Sinéad O’Connor is a genius, an icon and a powerful performer.
From the first moment I saw her perform on TV I was enthralled and my admiration for her work remains undimmed to this day.
A troubled soul with a voice that would melt granite and cause it to weep, has enthralled us for three decades now with her outstanding talent and mesmerising vocals. I have been blessed to work with Sinéad many times, on many interesting projects.
Faith and Courage
My own favourite work to emerge from this process has to be my covers for her wonderful album ‘Faith and Courage’.
This album was a beauty from start to finish and to have my work grace its cover was an honour indeed. It sounds a little sycophantic but I genuinely love and still love, listening to the voice and music of this, a young, Irishwoman and stellar performer.
The very first time we actually met was in the old POD nightclub in the late 90s when I was introduced to Sinéad by a mutual friend, Íse, another female vocalist and performer who I also photographed and drew around that time.
By then Sinéad had collaborated with Prince on that amazing No 1 hit worldwide, ‘Nothing Compares 2 U’, so I was a little star-struck myself despite working and hanging out with everyone from my late friend Philip Lynott to the great Rory Gallagher but still, this was Sinéad O’Connor, one of the most beautiful women on the planet and a world star.
She quickly cut through the ice and told me quietly that when she was going through a rough time in her childhood she had my poster of the goddess Palu on her bedroom wall and used that as inspiration to ‘stay strong’ throughout a difficult period.
I was quite moved and proud too that a work of mine could inspire such an amazing woman.
From that moment she could do no wrong and it’s the same for me today. None of us are perfect but genius and artistry deserve respect beyond the norm.
Not one artist I know goes through life unscathed, we give so much of ourselves to create beauty and in the process, we lose something of ourselves to that very act of creation.
Not everyone survives either, but back to ‘Faith and Courage’.
My initial sketches were voluminous until finally, I hit on an image I felt did justice to my subject and to the music.
I decided at an early stage to execute the work in pastel and chalk as I had already used this technique in a triple portrait of my best friend and muse Audrey Nugent and loved the beautiful effects that result from the delicacy of pastel drawing and simple techniques such as softening with finger work and hazing with sable brushes.
Under this is my pen and ink drawing of her key features that were visible to me as I added layer upon layer of pastel.
The drawing I did had a number of key elements, the first and most obvious was a sketch of the artist herself with head bowed. One of the very first things I noticed about Sinéad was her beautiful long, natural eyelashes. Of course, she always had a beautiful face and it was known worldwide at the time so I could get away with a bowed head instead of the usual full face portrait.
After my first roughs were approved by Sinéad and the record company I went ahead with a finished pastel painting. It took me two false starts before I produced an image I was happy with and once it was done I added a touch of religious iconography.

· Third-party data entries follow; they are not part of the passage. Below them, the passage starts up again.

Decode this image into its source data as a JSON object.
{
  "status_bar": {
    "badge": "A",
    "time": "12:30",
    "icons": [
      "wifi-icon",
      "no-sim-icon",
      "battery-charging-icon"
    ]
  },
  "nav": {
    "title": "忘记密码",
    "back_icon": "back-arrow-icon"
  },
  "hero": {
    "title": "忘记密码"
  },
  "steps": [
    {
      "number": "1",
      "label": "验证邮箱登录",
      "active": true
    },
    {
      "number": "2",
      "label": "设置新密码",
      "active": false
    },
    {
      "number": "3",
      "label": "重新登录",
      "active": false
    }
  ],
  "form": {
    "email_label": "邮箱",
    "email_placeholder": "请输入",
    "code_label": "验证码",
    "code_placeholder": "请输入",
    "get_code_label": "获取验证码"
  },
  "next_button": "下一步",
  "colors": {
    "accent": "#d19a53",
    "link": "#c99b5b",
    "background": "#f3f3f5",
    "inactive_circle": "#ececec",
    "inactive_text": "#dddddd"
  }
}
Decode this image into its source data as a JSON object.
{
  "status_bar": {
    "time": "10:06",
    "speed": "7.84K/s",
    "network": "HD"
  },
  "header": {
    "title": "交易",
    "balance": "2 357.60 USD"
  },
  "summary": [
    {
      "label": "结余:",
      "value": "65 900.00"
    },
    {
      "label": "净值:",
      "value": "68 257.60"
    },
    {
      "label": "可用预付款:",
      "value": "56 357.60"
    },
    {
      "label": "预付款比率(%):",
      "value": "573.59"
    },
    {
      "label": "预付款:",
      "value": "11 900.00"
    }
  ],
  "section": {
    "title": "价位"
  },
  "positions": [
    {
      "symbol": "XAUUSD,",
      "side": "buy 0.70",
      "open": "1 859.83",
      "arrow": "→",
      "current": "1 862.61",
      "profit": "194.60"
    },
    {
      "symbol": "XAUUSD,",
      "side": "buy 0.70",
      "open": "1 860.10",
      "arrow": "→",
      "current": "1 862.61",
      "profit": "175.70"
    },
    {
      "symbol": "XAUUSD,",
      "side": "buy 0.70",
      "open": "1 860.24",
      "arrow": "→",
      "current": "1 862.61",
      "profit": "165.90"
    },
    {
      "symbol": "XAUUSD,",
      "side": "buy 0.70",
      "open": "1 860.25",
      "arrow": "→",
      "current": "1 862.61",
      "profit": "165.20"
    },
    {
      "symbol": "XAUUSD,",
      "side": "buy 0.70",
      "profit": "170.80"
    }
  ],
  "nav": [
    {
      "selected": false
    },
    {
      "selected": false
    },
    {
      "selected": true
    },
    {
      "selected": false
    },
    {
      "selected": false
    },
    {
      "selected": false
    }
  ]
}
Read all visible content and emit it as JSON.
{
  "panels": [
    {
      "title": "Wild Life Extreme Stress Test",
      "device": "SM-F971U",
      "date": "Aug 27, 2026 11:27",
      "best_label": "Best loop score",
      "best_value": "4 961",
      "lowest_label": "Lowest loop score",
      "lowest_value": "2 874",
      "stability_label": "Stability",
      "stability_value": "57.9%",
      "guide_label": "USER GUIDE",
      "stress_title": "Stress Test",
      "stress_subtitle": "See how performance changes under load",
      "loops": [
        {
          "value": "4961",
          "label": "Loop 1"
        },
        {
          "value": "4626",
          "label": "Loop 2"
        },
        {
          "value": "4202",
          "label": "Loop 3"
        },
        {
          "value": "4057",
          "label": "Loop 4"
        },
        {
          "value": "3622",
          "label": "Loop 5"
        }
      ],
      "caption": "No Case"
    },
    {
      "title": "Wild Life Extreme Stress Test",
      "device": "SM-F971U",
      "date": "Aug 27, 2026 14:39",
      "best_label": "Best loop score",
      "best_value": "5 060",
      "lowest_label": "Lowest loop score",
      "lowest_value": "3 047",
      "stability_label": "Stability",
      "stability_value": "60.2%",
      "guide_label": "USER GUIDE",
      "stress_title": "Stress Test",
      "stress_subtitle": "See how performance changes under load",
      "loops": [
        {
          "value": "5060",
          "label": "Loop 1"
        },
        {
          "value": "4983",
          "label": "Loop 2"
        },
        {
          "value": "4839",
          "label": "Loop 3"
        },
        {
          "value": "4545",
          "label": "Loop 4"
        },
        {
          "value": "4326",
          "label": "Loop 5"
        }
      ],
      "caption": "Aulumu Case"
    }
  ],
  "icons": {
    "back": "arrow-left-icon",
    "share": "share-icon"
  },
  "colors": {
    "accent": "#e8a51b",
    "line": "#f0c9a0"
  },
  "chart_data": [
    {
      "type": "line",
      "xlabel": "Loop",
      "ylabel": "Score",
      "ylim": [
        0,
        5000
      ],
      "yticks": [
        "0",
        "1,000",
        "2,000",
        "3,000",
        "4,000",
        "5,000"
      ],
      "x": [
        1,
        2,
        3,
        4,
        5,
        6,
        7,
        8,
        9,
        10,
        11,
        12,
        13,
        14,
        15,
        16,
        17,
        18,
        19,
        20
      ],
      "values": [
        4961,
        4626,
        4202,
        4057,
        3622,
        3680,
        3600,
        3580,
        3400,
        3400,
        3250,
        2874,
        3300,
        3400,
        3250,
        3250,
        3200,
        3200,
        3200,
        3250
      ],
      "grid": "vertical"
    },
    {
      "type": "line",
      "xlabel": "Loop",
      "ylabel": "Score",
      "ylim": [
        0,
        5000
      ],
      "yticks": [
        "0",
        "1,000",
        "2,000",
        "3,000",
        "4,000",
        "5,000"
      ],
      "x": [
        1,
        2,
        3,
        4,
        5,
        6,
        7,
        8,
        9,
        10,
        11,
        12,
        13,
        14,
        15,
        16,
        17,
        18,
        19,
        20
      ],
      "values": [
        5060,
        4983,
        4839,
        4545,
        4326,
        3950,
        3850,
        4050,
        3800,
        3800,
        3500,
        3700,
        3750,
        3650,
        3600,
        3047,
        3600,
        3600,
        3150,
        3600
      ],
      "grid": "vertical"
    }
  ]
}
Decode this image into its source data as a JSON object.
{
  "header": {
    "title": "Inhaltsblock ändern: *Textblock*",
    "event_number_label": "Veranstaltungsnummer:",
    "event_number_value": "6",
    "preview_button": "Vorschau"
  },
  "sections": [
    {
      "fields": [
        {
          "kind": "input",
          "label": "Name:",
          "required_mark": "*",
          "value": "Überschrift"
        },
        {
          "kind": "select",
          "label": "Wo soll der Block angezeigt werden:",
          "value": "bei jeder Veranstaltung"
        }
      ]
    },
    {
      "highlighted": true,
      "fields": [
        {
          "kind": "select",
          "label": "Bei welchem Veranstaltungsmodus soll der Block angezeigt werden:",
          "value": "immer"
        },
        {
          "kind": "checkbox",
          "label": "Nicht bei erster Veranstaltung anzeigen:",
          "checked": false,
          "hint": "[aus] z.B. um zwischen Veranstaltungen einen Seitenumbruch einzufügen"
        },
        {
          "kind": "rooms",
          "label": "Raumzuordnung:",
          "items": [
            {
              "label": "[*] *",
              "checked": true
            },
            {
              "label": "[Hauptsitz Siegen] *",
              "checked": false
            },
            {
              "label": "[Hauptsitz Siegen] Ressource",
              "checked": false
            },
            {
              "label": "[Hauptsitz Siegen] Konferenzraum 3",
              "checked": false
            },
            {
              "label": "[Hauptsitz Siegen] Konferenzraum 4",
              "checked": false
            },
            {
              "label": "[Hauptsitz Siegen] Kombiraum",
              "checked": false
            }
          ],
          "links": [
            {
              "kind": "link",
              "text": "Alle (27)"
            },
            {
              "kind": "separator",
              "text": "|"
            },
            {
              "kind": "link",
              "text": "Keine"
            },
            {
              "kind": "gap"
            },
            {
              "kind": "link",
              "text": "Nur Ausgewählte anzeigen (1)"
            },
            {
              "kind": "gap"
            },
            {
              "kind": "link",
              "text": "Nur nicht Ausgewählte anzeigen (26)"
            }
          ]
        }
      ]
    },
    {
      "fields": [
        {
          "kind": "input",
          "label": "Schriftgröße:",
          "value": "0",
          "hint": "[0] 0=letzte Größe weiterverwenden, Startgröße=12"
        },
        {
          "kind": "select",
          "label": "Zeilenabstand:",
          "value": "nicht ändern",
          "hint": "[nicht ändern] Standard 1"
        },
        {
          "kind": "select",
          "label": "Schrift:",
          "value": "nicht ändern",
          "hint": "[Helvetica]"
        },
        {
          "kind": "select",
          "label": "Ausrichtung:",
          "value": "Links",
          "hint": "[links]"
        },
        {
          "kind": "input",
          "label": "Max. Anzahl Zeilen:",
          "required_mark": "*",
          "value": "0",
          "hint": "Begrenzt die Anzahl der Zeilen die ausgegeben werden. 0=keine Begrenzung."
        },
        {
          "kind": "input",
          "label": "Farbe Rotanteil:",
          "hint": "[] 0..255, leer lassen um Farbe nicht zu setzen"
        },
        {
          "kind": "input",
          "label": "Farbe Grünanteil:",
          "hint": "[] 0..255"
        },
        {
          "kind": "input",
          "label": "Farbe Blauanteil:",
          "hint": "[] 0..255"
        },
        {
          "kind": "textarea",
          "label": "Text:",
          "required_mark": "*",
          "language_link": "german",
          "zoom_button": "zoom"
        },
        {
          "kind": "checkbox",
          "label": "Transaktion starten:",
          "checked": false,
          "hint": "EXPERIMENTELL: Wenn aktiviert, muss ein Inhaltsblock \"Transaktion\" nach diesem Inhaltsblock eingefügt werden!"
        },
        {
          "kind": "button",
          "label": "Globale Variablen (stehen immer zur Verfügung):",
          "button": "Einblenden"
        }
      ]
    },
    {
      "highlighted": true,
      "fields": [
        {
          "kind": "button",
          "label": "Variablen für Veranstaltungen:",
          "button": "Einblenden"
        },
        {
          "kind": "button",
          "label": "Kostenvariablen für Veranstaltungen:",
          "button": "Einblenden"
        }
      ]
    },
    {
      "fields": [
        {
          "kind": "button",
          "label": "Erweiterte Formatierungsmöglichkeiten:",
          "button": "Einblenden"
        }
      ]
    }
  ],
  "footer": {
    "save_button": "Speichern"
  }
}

Since we were both brought up in the Catholic faith we were familiar with religious imagery and I remembered an illustration in my own mass missal of the divine revelation coming to the saints in the form of ‘tongues of fire’.
Of course, I added them in immediately to signify divine inspiration as I had no doubt this singer-songwriter was in her own way, divinely inspired.
The pastel drawing progresses and the colour, cool and pale at first, took on a life of its own and ended up much warmer and richer -as you can see from this series of images.
The back cover
The back cover was different and deliberately so: I wanted to produce a definitive portrait of this beautiful woman and as I had never photographed her myself at that point (I did quite a few photo shoots with Sinéad after this) I had to rely on references from the internet but none had exactly what I wanted so I simply went for my own take on her face and added again, not by design but by instinct, a yellowish aura to give an extra dimension to the image.
The back cover as it progressed from a slightly ‘alien’ looking image to the more subtle final version.
The final pastel for the album back cover plus a detail of the artwork
The end result, I think, I hope, does Sinéad justice.
-Jim FitzPatrick. 2019
NOTE:
SHUDUDA DAVITT (aka Sinéad O’Connor ) is her choice of name and now the correct name for this amazing woman.
As all my work was with her when she was named Sinéad I refer to her by her previous name only so as not to confuse anyone reading this account of my work with her.